L’auteur insiste en conclusion, au-delà de l’existence de similitudes fortes entre tous les Etats modernes post-keynésiens, sur les spécificités de l’Etat français par rapport à ses voisins,  spécificités dont il va rechercher la genèse dans l’histoire longue. Il distingue à cet égard trois moments dans la formation de l’Etat moderne : le moment de la laïcisation du politique, le moment libéral de la formation de l’Etat de droit, et le moment démocratique du régime représentatif.

La spécificité française tiendrait alors à trois éléments :  1) le fait que la formation de l’Etat a précédé dans notre pays celle de la nation dont il a été en quelque sorte l’inventeur ; 2) l’affirmation plus radicale d’un rapport de souveraineté sur le territoire au moment de la laïcisation du politique ; 3) le télescopage très brutal des moments « libéral » et « démocratique » dans notre pays en 1789, lorsque la révolution française, en détruisant les corps intermédiaires, a donné à l’Etat, du fait du vide social ainsi créé, un rôle central et quasi-monopoliste d’instituteur du social. Ce modèle étatique français s’opposerait à celui de l’Allemagne où la nation aurait, au contraire, aurait précédé l’Etat ; ou à celui de l’Angleterre, où les différents moments de la genèse de l’Etat moderne se seraient mêlés de manière moins brutale qu’en France (ces ruptures politiques brutales pouvant d’ailleurs coexister avec une évolution plus continue et progressive du système administratif).

Au total l’ouvrage de Pierre Rosanvallon doit inciter à une grande prudence quant à toute affirmation un peu trop générale sur une supposée tradition française étatique et centralisatrice, tant  apparaissent diverses les figures de l’Etat au cours de l’histoire de France, complexes ses structures, protéiformes ses domaines d’intervention, irrégulier le rythme d’évolution de leur périmètre (mélange d’évolutions continues et progressives, par exemple dans le domaine du système administratif, et de ruptures brutales, par exemple dans le domaine du rapport politique entre l’Etat et la société), et récurrents les débats politiques autour du périmètre souhaitable de ces interventions et des risques de dérives bureaucratiques voire totalitaires qui leur sont associées.
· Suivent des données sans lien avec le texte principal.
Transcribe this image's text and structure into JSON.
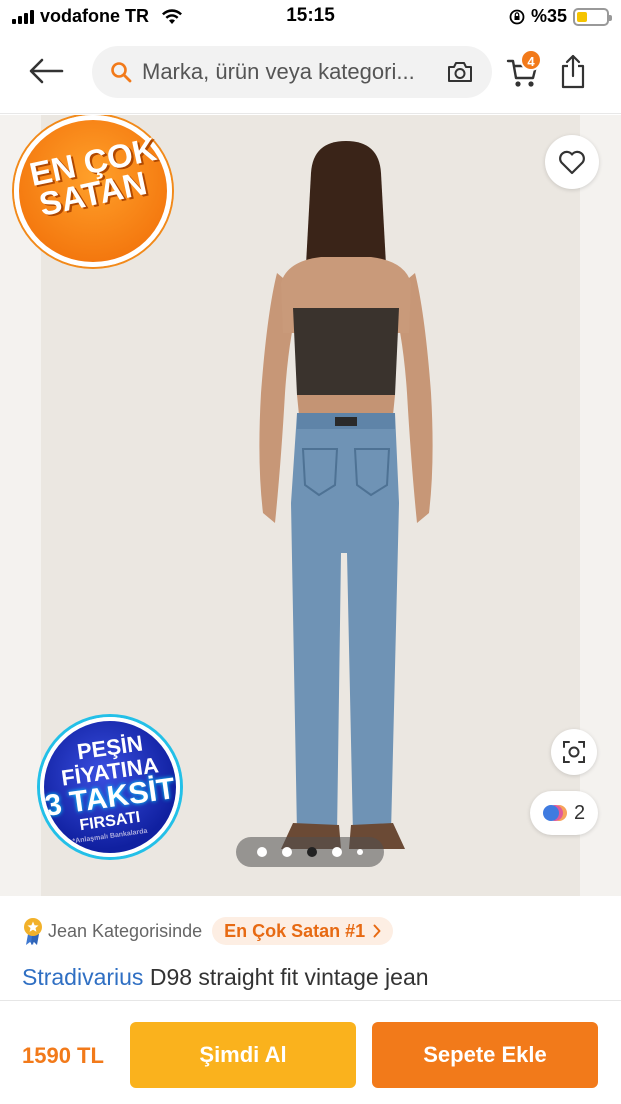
{
  "status_bar": {
    "carrier": "vodafone TR",
    "time": "15:15",
    "battery_text": "%35",
    "battery_level": 0.35
  },
  "header": {
    "search": {
      "placeholder": "Marka, ürün veya kategori..."
    },
    "cart_count": "4",
    "icons": [
      "back-arrow-icon",
      "search-icon",
      "camera-icon",
      "cart-icon",
      "share-icon"
    ]
  },
  "gallery": {
    "best_seller_badge": {
      "line1": "EN ÇOK",
      "line2": "SATAN"
    },
    "installment_badge": {
      "line1": "PEŞİN",
      "line2": "FİYATINA",
      "line3": "3 TAKSİT",
      "line4": "FIRSATI",
      "line5": "*Anlaşmalı Bankalarda"
    },
    "color_count": "2",
    "slides": 5,
    "active_slide": 3
  },
  "product": {
    "category_text": "Jean Kategorisinde",
    "rank_label": "En Çok Satan #1",
    "brand": "Stradivarius",
    "name": "D98 straight fit vintage jean"
  },
  "bottom_bar": {
    "price": "1590 TL",
    "buy_now_label": "Şimdi Al",
    "add_to_cart_label": "Sepete Ekle"
  },
  "colors": {
    "accent": "#f27a1a",
    "buy_now": "#fab21d",
    "brand_link": "#2f6fc3"
  }
}
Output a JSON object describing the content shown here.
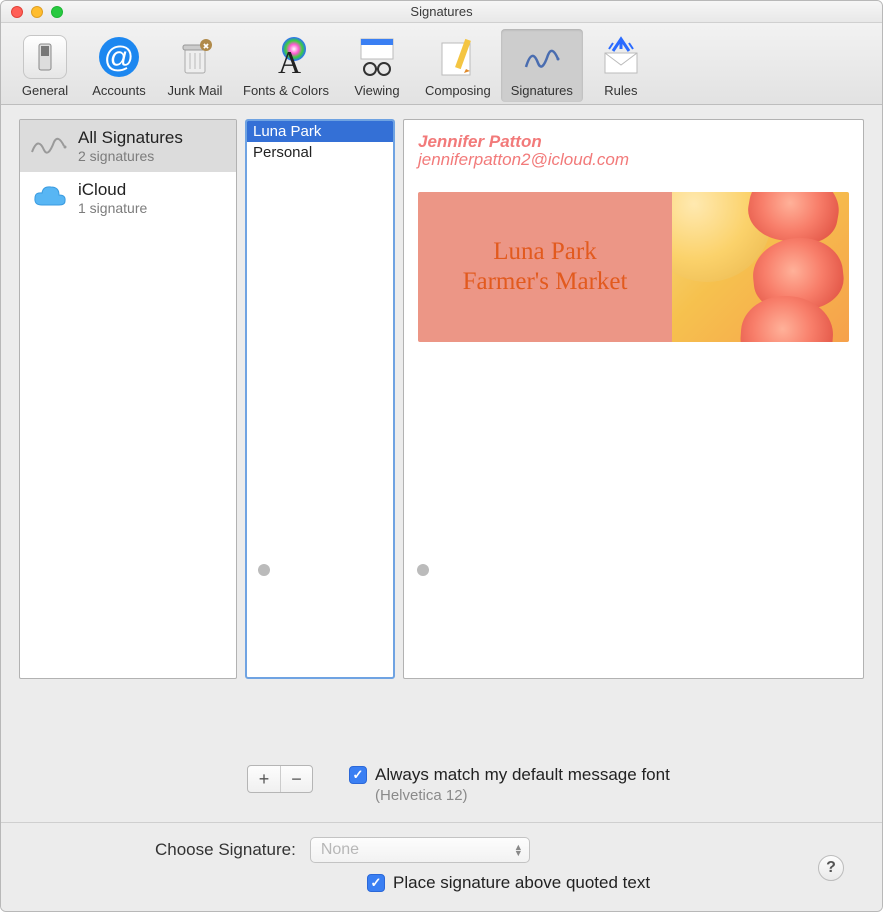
{
  "window": {
    "title": "Signatures"
  },
  "toolbar": {
    "items": [
      {
        "label": "General"
      },
      {
        "label": "Accounts"
      },
      {
        "label": "Junk Mail"
      },
      {
        "label": "Fonts & Colors"
      },
      {
        "label": "Viewing"
      },
      {
        "label": "Composing"
      },
      {
        "label": "Signatures"
      },
      {
        "label": "Rules"
      }
    ]
  },
  "sidebar": {
    "accounts": [
      {
        "title": "All Signatures",
        "sub": "2 signatures",
        "selected": true,
        "icon": "signature"
      },
      {
        "title": "iCloud",
        "sub": "1 signature",
        "selected": false,
        "icon": "cloud"
      }
    ]
  },
  "signatures": {
    "items": [
      {
        "name": "Luna Park",
        "selected": true
      },
      {
        "name": "Personal",
        "selected": false
      }
    ]
  },
  "preview": {
    "name": "Jennifer Patton",
    "email": "jenniferpatton2@icloud.com",
    "banner_text_line1": "Luna Park",
    "banner_text_line2": "Farmer's Market"
  },
  "controls": {
    "add_label": "+",
    "remove_label": "−",
    "match_font_label": "Always match my default message font",
    "match_font_checked": true,
    "font_note": "(Helvetica 12)",
    "choose_label": "Choose Signature:",
    "choose_value": "None",
    "place_above_label": "Place signature above quoted text",
    "place_above_checked": true,
    "help": "?"
  }
}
Moyennant toutes ces précautions, il est tout de même possible d’affirmer l’existence d’une spécificité française dans le rapport à l’Etat, qui sans doute explique assez largement l’importance particulièrement forte de son rôle dans notre pays, ainsi que la rémanence d’un étrange réflexe conduisant à invoquer l’Etat chaque fois qu’un problème apparaît dans notre société, comme s’il possédait la clé secrète de la réponse à toutes le difficultés de la vie collective.
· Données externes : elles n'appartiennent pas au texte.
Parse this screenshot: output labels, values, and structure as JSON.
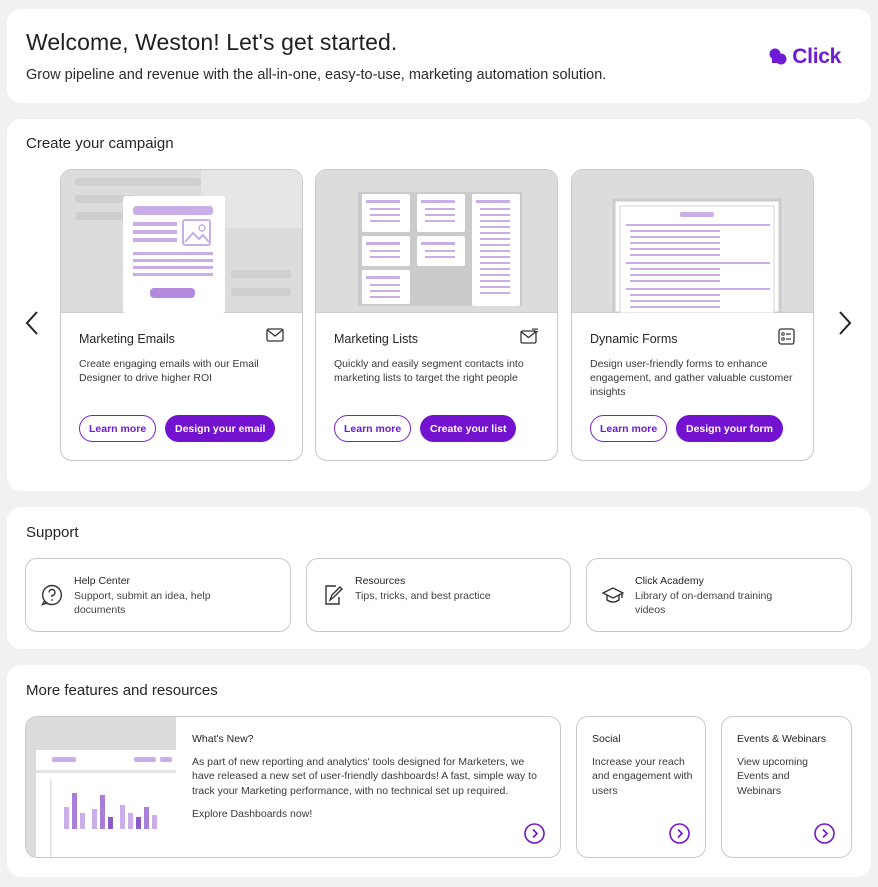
{
  "header": {
    "title": "Welcome, Weston! Let's get started.",
    "subtitle": "Grow pipeline and revenue with the all-in-one, easy-to-use, marketing automation solution.",
    "logo_text": "Click",
    "brand_color": "#6e1ad6"
  },
  "campaign": {
    "title": "Create your campaign",
    "cards": [
      {
        "title": "Marketing Emails",
        "icon": "envelope-icon",
        "description": "Create engaging emails with our Email Designer to drive higher ROI",
        "learn_label": "Learn more",
        "action_label": "Design your email"
      },
      {
        "title": "Marketing Lists",
        "icon": "envelope-list-icon",
        "description": "Quickly and easily segment contacts into marketing lists to target the right people",
        "learn_label": "Learn more",
        "action_label": "Create your list"
      },
      {
        "title": "Dynamic Forms",
        "icon": "form-icon",
        "description": "Design user-friendly forms to enhance engagement, and gather valuable customer insights",
        "learn_label": "Learn more",
        "action_label": "Design your form"
      }
    ]
  },
  "support": {
    "title": "Support",
    "items": [
      {
        "title": "Help Center",
        "description": "Support, submit an idea, help documents",
        "icon": "question-circle-icon"
      },
      {
        "title": "Resources",
        "description": "Tips, tricks, and best practice",
        "icon": "edit-document-icon"
      },
      {
        "title": "Click Academy",
        "description": "Library of on-demand training videos",
        "icon": "graduation-cap-icon"
      }
    ]
  },
  "features": {
    "title": "More features and resources",
    "whats_new": {
      "title": "What's New?",
      "description": "As part of new reporting and analytics' tools designed for Marketers, we have released a new set of user-friendly dashboards! A fast, simple way to track your Marketing performance, with no technical set up required.",
      "link": "Explore Dashboards now!"
    },
    "social": {
      "title": "Social",
      "description": "Increase your reach and engagement with users"
    },
    "events": {
      "title": "Events & Webinars",
      "description": "View upcoming Events and Webinars"
    }
  }
}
Pierre Rosanvallon, L’Etat en France de 1789 à nos jours, Seuil, Paris, 1990, 370 pages.

Nb : cette fiche de lecture s’inscrit dans mon actuel travail de rédaction d’un ouvrage intitulé « La dictature insidieuse », où je tente de mettre à jour les mécanismes par lesquels l’Etat français contemporain réduit peu à peu nos libertés. Pour tester mes hypothèses de travail, je suis en ce moment amené à lire un grand nombre d’ouvrages, récents ou plus anciens, portant sur ces questions. Comme les autres comptes rendus de lecture du même type que je publierai au cours des semaines suivantes, le texte ci-dessous ne porte donc pas directement sur l’ouvrage lui-même, mais sur la manière dont il confirme ou infirme les thèses que je souhaite développer dans mon propre livre, et que je présente au début du compte-rendu sous la forme d’un encadré liminaire, afin de les tester à l’aune de cette nouvelle lecture).

 

 

 


[1] Terme qui a alors un sens différent de celui d’aujourd’hui, car il ne désigne alors que le titulaires de fonctions décisionnelles importantes (nous dirions aujourd’hui les technocrates) et non les simples exécutants, alors appelés commis.